"'Take risks for kids.'
That advice from a parent a week into my job as superintendent of the Sacramento City Unified School District remains one of the most profound things I learned during my first 100 days.
After 100 days of listening and learning, visiting 83 schools, meeting with hundreds of students, parents, teachers, and community members, it's clear to me we urgently need to take risks for kids in Sacramento. We must take bold steps to improve learning."
I have learned that SCUSD has some great programs and people serving children and neighborhoods. But while we have schools that do a good job, at other schools, learning sometimes occurs by happenstance. We have random rather than system-wide excellence.
Many districts across
America share the same dilemma. We are too complacent about struggling schools that don't do a good enough job of educating children, especially those classified for three years or more as failing under the federal "No Child Left Behind" law.
While student academic performance has improved in recent years, large gaps in achievement remain between white pupils and students of color, between English learners and native
English speakers, between poor kids and children from more prosperous homes, between regular education students and those with special needs.

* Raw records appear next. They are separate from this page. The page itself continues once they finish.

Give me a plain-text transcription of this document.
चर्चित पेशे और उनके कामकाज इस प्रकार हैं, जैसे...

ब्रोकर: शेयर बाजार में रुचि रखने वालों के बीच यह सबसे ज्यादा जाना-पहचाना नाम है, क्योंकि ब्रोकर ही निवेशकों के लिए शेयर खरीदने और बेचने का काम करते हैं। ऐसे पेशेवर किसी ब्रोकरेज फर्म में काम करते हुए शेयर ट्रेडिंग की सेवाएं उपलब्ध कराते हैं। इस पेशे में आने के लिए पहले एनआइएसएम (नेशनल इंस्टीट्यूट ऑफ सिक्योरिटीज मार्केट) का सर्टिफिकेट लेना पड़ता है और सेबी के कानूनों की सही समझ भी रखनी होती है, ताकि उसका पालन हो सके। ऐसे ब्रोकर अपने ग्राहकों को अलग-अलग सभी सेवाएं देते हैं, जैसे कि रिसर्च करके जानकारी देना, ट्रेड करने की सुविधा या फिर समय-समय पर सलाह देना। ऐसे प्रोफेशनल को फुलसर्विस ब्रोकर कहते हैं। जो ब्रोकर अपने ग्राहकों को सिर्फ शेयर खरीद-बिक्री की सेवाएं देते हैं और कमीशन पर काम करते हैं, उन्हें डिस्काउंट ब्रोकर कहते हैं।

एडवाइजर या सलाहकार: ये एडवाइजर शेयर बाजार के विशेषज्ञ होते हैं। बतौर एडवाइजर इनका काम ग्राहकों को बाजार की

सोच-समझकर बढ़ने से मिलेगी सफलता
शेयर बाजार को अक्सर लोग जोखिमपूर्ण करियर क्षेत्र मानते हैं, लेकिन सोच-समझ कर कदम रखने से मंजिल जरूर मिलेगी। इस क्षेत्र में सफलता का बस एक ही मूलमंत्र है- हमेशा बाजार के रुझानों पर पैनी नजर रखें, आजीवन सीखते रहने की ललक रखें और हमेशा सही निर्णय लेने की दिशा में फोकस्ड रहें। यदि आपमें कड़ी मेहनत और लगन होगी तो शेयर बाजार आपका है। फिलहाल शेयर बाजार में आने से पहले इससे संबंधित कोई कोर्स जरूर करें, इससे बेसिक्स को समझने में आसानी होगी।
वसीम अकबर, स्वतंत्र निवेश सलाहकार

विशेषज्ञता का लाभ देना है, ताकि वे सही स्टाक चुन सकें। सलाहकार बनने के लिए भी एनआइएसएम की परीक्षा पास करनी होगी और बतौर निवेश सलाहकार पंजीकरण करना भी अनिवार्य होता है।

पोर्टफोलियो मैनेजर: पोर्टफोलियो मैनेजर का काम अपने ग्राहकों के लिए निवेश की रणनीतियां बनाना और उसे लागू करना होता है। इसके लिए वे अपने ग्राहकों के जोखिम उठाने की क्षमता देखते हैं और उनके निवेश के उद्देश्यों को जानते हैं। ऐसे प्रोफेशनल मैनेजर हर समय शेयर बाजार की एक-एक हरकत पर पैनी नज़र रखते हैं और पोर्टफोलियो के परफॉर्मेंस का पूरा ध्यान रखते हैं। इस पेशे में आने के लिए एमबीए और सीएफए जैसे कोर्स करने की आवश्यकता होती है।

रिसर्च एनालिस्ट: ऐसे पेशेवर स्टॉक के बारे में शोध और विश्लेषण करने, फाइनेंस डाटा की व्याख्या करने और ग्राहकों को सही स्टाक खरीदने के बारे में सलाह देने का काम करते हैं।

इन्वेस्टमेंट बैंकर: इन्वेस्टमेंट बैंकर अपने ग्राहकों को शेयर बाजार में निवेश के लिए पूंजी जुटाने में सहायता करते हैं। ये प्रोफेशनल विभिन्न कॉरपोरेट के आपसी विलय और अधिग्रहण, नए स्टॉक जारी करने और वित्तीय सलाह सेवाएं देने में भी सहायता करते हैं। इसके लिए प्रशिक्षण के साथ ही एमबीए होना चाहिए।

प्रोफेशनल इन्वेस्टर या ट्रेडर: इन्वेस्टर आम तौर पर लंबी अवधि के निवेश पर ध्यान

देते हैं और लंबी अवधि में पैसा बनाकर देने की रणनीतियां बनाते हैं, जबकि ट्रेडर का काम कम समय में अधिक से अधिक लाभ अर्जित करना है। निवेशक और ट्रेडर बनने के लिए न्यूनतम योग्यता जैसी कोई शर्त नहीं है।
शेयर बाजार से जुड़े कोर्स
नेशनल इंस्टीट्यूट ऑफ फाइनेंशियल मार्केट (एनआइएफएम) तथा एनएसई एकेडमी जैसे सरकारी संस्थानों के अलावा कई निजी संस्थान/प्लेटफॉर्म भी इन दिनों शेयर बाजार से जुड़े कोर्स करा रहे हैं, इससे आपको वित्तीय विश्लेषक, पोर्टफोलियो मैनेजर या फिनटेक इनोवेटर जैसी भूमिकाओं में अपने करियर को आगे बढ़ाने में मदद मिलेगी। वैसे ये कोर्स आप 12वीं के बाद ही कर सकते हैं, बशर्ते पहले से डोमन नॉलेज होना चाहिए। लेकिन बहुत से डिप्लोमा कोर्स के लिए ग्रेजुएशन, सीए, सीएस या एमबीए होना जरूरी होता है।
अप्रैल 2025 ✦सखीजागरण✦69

I am concerned that despite many wonderful people who support our schools and want to see them do well, too many adults remain indifferent or resigned to believing no significant progress will occur in our district – as though struggling schools, like poverty, will always be with us. It is a pernicious and morally reprehensible belief system that holds some kids can't learn. It can, and must, be rejected. In the coming days, those serving the district who subscribe to this unacceptable belief system will either change their behavior or they will no longer work in our schools.
The good news is the district has administrators, teachers and staff who care deeply about students. Those educators have created pockets of success that can and should be expanded and replicated. As U.S. Secretary of
Education Arne Duncan observed, "There are great schools out there, and nobody pays them any attention. There are great teachers, and nobody pays them any attention. We need to fundamentally change that."
Earlier this month, I was visiting
American Legion High School, a continuation campus. A teacher showed students pictures of a lion and gazelle. He told his students that each animal knows it needs to run faster every day – the lion because it wanted lunch and the gazelle because it didn't want to be lunch. The teacher explained that students need to keep getting better and "running faster" because life is challenging, changing and competitive. The teacher asked his pupils what they wanted to do with their lives and their plans for achieving those goals. This teacher reached out to his students and made them think beyond current circumstances to envision what they desire. He connected; they learned something – and there was magic. Adults need a plan, too, for what we want to see in our schools.
I have presented to our board of education a framework for making
Sacramento City Unified a strong, high-performing school district.
Leadership is critical. Our plans calls for a strong principal in every school – someone who can recruit and keep effective teachers, motivate and inspire students and staff, bring in new resources and connect their school to the neighborhood. We must also have an effective teacher in every classroom – a teacher who meets the needs of diverse students with different needs and learning styles. We must take information about each child's academic performance and use it to improve how we teach, and how we intervene and help when children are not learning.
And our school district must engage parents and community. Schools are better when they invite the community – the "outside" – in. This invitation must include activities and services that support students and families – parent centers, clinics, afterschool programs,
adult classes,recreational and sports programs. Schools cannot exist as islands adrift from their communities.
During his first 100 days in office, President
Franklin D. Roosevelt fundamentally changed the nation's direction to save it from the throes of the Depression. Our job here today in
Sacramento is just as important to our children. We must bring genuine improvement to every school and continue the listening and learning.
I pledge to aggressively seek our community's input and involvement in key decisions. This was your school district long before I arrived, and critical decisions must be made with your involvement and counsel. In January we will gather information and recommendations from the public and our employees as we develop a strategic plan, deal with our
budget shortfall and make other important decisions. Our work will be transparent, genuine and effective.
What we do together after this first hundred days will shape our community for the next hundred years. Our children are ready. Let's not keep them waiting.